Defensively, Fick served as a utility player. He started his major league career as a catcher, but eventually played more games as a first baseman and a corner outfielder. He posted a career batting average of .258, with 69 home runs and 324 RBI in 846 games over 10 seasons.

Fick's brush with controversy occurred playing for the Atlanta Braves during the 2003 NLDS, when he ran past first base, slapping the catching arm of Cubs' first baseman Eric Karros just as Karros was catching a throw. He later admitted that it was done intentionally. Braves upper management fined him $25,000 and manager Bobby Cox also fined him an undisclosed additional amount. He was released by the Braves shortly thereafter opening the discussion that the "dirty play" on Karros was partly the reason. The last team he played for was the Orange County Flyers of the Golden Baseball League.

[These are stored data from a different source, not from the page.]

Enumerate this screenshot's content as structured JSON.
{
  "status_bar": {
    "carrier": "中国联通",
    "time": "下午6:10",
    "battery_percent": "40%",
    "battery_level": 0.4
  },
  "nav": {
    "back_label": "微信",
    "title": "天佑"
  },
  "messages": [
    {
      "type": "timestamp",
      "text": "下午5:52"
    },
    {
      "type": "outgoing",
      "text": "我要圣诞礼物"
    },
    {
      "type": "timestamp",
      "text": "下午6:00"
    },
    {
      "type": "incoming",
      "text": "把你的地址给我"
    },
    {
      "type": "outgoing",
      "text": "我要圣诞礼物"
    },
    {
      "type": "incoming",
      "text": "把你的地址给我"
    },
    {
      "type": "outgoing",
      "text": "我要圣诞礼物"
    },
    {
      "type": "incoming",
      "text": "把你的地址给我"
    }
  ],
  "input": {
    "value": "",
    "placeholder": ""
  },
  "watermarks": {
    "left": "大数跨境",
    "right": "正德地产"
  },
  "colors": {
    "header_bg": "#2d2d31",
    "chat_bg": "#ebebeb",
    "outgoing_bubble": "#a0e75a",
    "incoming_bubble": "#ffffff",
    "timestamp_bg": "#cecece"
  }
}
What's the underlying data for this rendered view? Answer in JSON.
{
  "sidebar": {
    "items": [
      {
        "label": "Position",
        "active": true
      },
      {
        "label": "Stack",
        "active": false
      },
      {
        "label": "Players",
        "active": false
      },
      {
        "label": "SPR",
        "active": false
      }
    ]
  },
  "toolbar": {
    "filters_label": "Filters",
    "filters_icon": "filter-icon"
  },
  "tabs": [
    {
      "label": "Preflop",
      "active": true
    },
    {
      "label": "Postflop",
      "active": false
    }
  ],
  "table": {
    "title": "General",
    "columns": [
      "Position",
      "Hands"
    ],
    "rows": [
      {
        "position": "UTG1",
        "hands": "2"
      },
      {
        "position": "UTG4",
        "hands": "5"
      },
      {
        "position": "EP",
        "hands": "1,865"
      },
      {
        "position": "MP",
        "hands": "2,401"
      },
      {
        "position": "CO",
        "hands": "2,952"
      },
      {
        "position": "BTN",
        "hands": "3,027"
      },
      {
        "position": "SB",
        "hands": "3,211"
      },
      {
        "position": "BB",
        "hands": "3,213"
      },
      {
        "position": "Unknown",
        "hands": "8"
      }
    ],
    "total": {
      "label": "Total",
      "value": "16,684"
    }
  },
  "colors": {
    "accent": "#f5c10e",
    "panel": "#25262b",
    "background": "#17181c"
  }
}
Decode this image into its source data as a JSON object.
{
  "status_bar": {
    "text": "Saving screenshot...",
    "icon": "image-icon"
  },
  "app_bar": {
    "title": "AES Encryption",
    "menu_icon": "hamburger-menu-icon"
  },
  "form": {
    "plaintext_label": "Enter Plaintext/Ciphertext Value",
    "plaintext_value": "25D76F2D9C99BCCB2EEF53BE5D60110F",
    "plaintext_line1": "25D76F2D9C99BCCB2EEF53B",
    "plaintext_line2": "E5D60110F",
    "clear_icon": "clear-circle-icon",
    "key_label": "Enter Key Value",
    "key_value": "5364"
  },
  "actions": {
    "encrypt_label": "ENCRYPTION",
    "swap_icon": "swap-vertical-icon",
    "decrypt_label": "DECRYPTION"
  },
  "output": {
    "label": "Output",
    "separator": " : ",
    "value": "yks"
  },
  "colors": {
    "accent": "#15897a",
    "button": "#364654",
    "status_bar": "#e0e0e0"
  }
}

Fick is currently a roving instructor for the Los Angeles Dodgers farm system and was acting manager for the Great Lakes Loons when manager Luis Matos was serving a two-game suspension in June 2015.

On October 18, 2008, Fick was inducted into the Ventura College Athletic Hall of Fame.

==Personal==
Fick is a former child actor. During the 1980s, he was an extra in Cheers, Who's the Boss?, and Webster. He also did a Gatorade commercial when he was 13 years old.